Karim hausse d’un coup les deux sourcils en signe de perplexité, considère la question un peu de temps. Il dit :

– Tout ce que je sais, en ce qui me concerne, c’est le rôle fondamental  joué par l’éducation que m’a donné ma mère, et l’exemple fourni par mon père, comme travailleur. J’ai le net sentiment que tout ce qu’il y a en moi d’optimisme, de volonté, de détermination et de dignité, ce sont eux deux qui l’ont semé en moi, et cela dès ma prime enfance. Ensuite, à l’école primaire puis secondaire, j’ai eu la chance d’avoir quelques enseignants très attentifs à stimuler l’esprit critique de leurs élèves ; enfin, j’ai connu Si Lhafidh, et, aussi, des camarades de travail qui ont le même caractère que le mien.

Il ajoute :

– Je ne dois pas oublier a zîne fa zîne[2]: la leçon de courage et de dignité que m’ont donnée ceux et celles qui m’ont libéré, par leur combat et leurs sacrifices, de la situation de colonisé.

– Cependant, objecte Zahra, des gens comme toi sont une infime minorité, et ceux qui nous ont libérés du colonialisme sont ridiculisés et méprisés par certains, notamment des jeunes.

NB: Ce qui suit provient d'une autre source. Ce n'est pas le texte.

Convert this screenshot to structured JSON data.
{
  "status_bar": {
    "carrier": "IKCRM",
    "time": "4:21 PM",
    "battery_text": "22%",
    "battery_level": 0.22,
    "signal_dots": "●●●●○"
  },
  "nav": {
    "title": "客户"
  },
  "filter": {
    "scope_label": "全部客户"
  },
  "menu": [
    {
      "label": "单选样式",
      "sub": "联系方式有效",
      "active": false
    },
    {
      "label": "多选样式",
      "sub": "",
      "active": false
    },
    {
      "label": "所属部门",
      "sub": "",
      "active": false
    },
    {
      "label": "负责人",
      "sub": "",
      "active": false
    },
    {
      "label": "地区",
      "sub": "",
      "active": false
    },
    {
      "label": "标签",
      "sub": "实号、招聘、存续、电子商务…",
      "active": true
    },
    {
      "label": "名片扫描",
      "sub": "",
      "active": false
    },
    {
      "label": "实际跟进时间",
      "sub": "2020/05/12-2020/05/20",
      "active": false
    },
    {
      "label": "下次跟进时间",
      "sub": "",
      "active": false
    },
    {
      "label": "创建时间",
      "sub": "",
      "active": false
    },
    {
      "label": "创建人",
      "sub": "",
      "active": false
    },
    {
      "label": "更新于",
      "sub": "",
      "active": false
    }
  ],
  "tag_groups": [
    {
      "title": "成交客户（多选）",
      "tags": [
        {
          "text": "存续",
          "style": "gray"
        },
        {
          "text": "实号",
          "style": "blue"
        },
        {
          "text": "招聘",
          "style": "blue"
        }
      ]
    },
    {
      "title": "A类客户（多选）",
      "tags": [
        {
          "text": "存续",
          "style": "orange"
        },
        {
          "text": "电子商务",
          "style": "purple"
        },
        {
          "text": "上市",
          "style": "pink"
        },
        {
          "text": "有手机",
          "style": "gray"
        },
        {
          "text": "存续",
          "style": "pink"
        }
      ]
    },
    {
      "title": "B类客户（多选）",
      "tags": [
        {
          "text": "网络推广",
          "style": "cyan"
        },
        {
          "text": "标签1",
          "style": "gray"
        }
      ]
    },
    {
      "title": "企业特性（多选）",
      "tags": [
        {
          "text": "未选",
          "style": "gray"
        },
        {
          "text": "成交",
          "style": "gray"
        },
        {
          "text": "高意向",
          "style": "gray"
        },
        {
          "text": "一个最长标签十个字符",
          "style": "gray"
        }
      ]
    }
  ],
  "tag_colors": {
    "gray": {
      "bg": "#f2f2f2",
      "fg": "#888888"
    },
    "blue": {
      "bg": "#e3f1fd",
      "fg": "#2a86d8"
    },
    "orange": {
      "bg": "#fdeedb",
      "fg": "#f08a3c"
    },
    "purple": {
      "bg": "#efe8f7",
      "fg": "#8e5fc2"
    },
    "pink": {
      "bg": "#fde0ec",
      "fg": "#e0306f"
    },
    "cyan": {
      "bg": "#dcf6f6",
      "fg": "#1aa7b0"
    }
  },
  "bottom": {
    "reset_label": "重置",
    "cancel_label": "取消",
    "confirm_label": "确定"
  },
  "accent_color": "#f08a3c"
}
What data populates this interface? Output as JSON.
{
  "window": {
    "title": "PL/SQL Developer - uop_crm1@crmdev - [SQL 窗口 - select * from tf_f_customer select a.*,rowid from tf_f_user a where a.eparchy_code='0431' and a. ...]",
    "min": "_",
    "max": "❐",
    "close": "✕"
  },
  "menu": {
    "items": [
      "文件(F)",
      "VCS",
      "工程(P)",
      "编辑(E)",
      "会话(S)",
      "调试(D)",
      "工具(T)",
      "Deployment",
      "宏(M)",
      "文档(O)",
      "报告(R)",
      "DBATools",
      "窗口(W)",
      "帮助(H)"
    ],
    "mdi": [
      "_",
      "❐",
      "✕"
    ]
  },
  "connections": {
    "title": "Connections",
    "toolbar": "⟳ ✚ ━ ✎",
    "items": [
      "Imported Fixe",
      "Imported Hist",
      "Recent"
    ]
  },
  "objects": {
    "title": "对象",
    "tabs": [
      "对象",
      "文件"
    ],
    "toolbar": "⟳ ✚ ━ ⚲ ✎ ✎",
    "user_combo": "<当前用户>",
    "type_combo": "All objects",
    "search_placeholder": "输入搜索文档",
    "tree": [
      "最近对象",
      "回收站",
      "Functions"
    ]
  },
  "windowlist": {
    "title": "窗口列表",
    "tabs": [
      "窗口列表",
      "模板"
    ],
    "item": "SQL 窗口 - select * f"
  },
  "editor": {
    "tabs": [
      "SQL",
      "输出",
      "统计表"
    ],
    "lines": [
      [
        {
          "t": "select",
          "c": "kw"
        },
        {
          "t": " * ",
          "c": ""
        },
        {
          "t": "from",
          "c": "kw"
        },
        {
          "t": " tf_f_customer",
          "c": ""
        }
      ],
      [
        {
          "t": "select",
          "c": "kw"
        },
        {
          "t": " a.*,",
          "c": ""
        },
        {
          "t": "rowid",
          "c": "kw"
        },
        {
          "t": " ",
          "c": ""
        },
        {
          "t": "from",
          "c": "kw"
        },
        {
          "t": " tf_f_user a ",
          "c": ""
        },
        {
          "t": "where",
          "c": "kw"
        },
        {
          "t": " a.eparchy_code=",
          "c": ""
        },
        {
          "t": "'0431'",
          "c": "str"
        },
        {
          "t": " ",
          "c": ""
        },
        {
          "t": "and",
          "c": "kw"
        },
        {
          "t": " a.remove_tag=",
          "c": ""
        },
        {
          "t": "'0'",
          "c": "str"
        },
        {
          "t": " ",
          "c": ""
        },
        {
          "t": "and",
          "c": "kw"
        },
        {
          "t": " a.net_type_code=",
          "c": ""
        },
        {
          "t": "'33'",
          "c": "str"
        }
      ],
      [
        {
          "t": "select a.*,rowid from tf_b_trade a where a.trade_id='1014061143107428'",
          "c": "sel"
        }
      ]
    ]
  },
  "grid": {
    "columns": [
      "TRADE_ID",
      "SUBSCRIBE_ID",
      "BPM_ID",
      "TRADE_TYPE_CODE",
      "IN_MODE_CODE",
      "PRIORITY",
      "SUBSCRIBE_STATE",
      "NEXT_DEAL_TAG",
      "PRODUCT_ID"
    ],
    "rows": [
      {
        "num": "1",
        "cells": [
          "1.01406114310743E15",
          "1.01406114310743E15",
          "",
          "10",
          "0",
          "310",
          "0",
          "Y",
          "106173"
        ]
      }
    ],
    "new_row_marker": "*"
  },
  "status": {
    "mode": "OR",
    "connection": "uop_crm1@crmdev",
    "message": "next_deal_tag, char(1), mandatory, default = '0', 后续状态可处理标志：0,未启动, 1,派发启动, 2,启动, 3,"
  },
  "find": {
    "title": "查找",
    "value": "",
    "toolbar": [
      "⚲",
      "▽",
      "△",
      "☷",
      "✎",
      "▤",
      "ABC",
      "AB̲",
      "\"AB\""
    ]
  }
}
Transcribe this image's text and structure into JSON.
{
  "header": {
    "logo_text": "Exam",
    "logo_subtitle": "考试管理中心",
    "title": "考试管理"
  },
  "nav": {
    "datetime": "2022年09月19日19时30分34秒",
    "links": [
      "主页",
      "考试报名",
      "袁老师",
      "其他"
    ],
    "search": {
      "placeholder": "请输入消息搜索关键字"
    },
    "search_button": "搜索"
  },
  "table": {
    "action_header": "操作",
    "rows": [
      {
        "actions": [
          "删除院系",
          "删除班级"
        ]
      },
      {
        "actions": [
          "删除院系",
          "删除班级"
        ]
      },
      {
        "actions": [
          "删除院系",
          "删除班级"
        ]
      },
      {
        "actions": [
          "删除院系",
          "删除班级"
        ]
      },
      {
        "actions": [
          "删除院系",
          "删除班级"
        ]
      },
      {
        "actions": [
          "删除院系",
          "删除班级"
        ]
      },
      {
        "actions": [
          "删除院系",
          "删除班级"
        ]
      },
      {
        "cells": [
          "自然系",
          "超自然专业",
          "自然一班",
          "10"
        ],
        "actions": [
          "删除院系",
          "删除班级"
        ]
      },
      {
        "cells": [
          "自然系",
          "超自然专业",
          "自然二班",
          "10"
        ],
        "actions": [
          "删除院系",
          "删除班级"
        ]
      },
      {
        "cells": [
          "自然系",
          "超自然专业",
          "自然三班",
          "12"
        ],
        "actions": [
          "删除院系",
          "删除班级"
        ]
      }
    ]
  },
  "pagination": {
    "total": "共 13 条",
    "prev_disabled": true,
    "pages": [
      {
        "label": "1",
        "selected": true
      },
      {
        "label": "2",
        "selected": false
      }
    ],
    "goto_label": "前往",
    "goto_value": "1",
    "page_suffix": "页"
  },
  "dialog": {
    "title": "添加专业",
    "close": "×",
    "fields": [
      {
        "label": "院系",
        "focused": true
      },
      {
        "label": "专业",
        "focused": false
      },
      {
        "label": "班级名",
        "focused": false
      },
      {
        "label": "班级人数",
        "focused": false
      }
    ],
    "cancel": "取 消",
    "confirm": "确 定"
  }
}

Désolé, Karim soupire longuement.

– Oui ! admet-il. Ces jeunes crachent sur ceux dont les sacrifices les ont libérés du colonialisme. Reconnaître une dette exige de la conscience et de la dignité ; ces jeunes en manquent, hélas ! Mais ce n’est pas leur faute ; en sont responsables les détenteurs de l’État : ils ont travesti le combat patriotique de nos aînés en une histoire ridicule, risible, donc méprisable.

– Pourquoi l’ont-ils fait ?

– Eh bien, en enlevant au peuple ce qui fait sa dignité, précisément cette épopée libératrice, on l’humilie, on lui enlève sa fierté, on le porte à s’auto-mépriser. Ainsi, on rend plus facile sa domination. Et tout intellectuel, tout journaliste, tout écrivain facilite cette domination, en stigmatisant le combat patriotique libérateur ; il sera donc encouragé, payé, médiatisé.

– Alors, commente Zahra, il a raison le proverbe qui dit : « il ne reste dans la rivière que ses cailloux »[3].

– Oui.

– Mais pourquoi, relance Zahra, les gens qui ont une conscience et une dignité sont tellement minoritaires ?

La question oblige Karim à réfléchir. Ensuite, il déclare :

– C’est le cas partout dans le monde et à toutes les époques. Pourquoi ?… Je l’ignore et j’aimerai bien le savoir. La seule idée qui me vient est celle-ci : peut-être parce que l’idée de dignité n’est pas assez développée parmi l’espèce humaine.

Zahra demeure silencieuse, les yeux rivés sur Karim. Il lui demande :

– Qu’en penses-tu ?

– Que tu parles bien ! répond-elle, tandis que ses magnifiques yeux brillent d’un éclat plus lumineux… Tu dis ce que j’ai toujours aimé entendre, sans avoir jamais trouvé quelqu’un pour me le dire. J’ai finalement la chance de t’avoir connu. Je voudrais tant voir toutes les personnes victimes d’injustice entendre ce que tu dis, car c’est le médicament qu’il leur faut pour soigner les maux dont elles sont victimes.

Zahra contemple longuement Karim, puis elle ajoute :

– Je suis certaine que, dans tous les pays, existent des Karim comme toi.

– Que veux-tu dire ?

– Qui ont ton sens de la dignité et combattent pour elle.

– Dans le monde entier, ajoute Karim, se trouvent des Zahra, dont la vie, les souffrances et les combats sont identiques aux tiens.

A suivre …


[1]     « Que Dieu y accorde Sa Baraka ! » (bénédiction).

[2]     « Le beau du beau », autrement dit la cerise sur le gâteau.

[3]     Proverbe signifiant que, dans l’histoire humaine, les meilleurs restent fermes dans leur position éthique.